Canada.eCreditCards.com Presents the Comprehensive Credit Card Guide

Credit Card GuideCredit cards can be confusing, especially if you’re applying for your first card. You might be wondering: what are the different types of cards, and what exactly is a credit score? To learn more about credit cards and how to better manage your finances, we’ve compiled the following information about the types of credit cards offered at eCreditCards.com.

Low Interest Credit Cards:

Low interest credit cards are credit cards that have low interest fees and are usually offered to those with excellent credit history. Interest is the amount you are charged while you have money out on “loan.” As of January 2012, the average interest rate is close to 17 percent. If you’ve never missed a payment and ensure your payments are made on time, you may be qualified for a low interest credit card. Banks, like Chase, Citi-Bank and Discover, all offer low interest credit cards for qualified customers.

Zero Percent APR:

APR stands for “annual percentage rate” and is defined as the rate of interest on loans or credit. Zero percent APR offers are usually introductory offers, and close attention should be paid to how long the zero percent APRs will last. While most last for up to one year, some cards have zero percent for much less time. Additionally, credit card issuers may penalize late payments by raising APRs as high as fifteen percent.

Cash Back:

Cash back credit cards are all the rage, but what exactly are they? The name says it all; cash back credit cards offer cash back. Sometimes, they offer cash back on specific classifications of purchases, like “entertainment” or “groceries,” and other times, on everything you charge to your card.  Fixed rate cash back credit cards are the simplest kinds and offer fixed rates of cash back on all purchases. Tiered rate cash back credit cards offer similar rates for all items with increased amounts of cash back offered on specific items. Other cash back credit cards have rotating categories, which offer five percent cash back on categories that rotate every few months.

Travel and Airline:

Credit cards, marketed as “travel and airline” rewards credit cards, reward you with miles and travel perks each time you swipe your card. Some cards, like the Chase Continental Airlines OnePass Plus Card, allow you to earn up to 40,000 miles per year! If you travel often, whether for business or pleasure, a travel and airline rewards card may be the ideal card for you.

Rewards Programs:

Credit cards with rewards programs can be categorized into cash back, travel, and airline cards. Rewards cards have no annual fee, and some even offer balance transfers and special introductory rates. In lieu of cash, some rewards cards even offer customers the option of choosing gift cards concurrent with their own personal interests and hobbies.

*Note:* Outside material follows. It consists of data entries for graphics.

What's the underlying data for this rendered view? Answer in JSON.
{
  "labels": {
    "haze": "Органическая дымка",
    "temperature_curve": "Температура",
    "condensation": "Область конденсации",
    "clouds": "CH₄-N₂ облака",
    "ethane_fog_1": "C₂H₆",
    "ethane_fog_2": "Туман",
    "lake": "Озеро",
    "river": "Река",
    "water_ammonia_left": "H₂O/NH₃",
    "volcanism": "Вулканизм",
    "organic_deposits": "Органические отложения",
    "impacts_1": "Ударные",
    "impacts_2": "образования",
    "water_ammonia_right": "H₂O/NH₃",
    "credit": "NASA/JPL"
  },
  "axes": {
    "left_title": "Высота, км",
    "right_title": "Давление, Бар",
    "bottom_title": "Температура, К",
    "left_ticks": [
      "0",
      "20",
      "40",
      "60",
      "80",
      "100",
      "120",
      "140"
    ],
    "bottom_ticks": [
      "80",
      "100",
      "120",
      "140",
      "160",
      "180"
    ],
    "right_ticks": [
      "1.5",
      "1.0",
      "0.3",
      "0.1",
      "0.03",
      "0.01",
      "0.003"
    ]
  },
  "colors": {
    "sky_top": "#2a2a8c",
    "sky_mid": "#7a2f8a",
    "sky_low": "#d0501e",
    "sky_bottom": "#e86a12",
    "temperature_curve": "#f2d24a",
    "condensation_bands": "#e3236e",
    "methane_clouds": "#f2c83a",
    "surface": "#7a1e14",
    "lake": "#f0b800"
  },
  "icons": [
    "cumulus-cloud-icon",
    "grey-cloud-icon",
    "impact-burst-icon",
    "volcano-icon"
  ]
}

Business and Student Cards:

Business and student credit cards have specific groups in mind: those who own their own businesses and those who are current students. Business credit cards make it easy to separate personal expenditures from professional ones, and student credit cards usually have low credit limits to ensure those who are still learning about their finances do not make mistakes and overspend.

Pre-Paid and Secured :

These cards are ideal for those with poor credit ratings or who are new to using credit cards and wish to protect themselves from carelessly spending too much. Payments for pre-paid credit cards must be made in advance, and the financial backing for secured credit cards is taken directly from the customer’s bank account. These credit cards enable users to build up credit without negatively affecting their credit scores.